Gli immigrati irregolari al tempo della pandemia da Covid-19


Maurizio Ambrosini | 27 Aprile 2020

Le sanatorie in genere non sono provvedimenti molto apprezzabili: danno l’idea di uno Stato incapace di far rispettare le proprie leggi, e che alla fine si arrende ai trasgressori. In tal modo rischia di legittimare i loro comportamenti e di incitare altri a imitarli, istituendo dei precedenti.

 

Esistono casi però in cui misure del genere diventano auspicabili e persino necessarie. Non assumerle avrebbe conseguenze peggiori per la collettività. Il principio di legalità a volte deve cedere il passo ad altre considerazioni.
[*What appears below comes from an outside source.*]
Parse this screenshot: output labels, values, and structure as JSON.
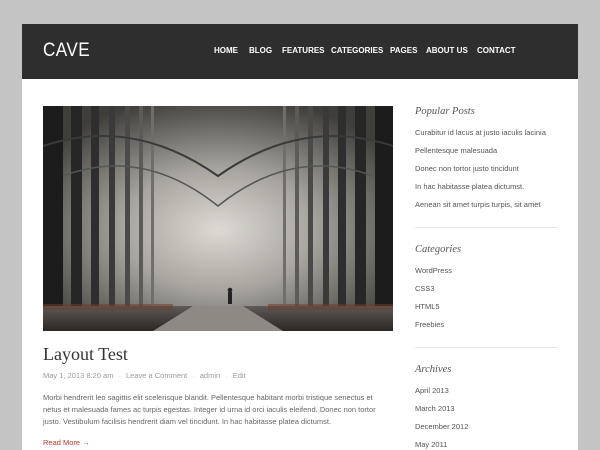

Sono di questo genere le proposte di emersione degli immigrati in condizione irregolare avanzate da più parti negli ultimi giorni. Ne esistono però almeno tre versioni. La prima si riferisce strettamente ai fabbisogni di manodopera del settore agricolo, e ha la ministra Bellanova come principale sostenitrice: regolarizzare gli immigrati privi di permesso di soggiorno affinché possano essere assunti dai produttori di frutta e verdura destinate alle nostre tavole.

 

La seconda versione allarga la platea dei beneficiari: dovrebbero essere regolarizzati tutti coloro che risultano inseriti in un’occupazione, al momento non formalizzata con un contratto a causa dello status legale dell’immigrato. Lo scopo, come è già avvenuto varie volte in passato, è soprattutto quello di far emergere i rapporti di lavoro di fatto esistenti, bonificando la palude del sommerso, contrastando la concorrenza sleale tra chi impiega lavoratori in regola e chi risparmia disattendendo le norme, e aumentare la platea dei contribuenti. Ai datori di lavoro in questo caso si richiede di solito un versamento forfettario all’Inps per compensare in parte i contributi evasi in passato.

 

La terza versione è ancora più universalistica, perché prevede di regolarizzare tutti i soggiornanti. In questi tempi di pandemia, è motivata in primo luogo da considerazioni igienico-sanitarie: l’emersione serve a favorire il controllo delle condizioni di salute, a favorire il passaggio a condizioni di vita più dignitose e quindi a evitare il diffondersi del contagio.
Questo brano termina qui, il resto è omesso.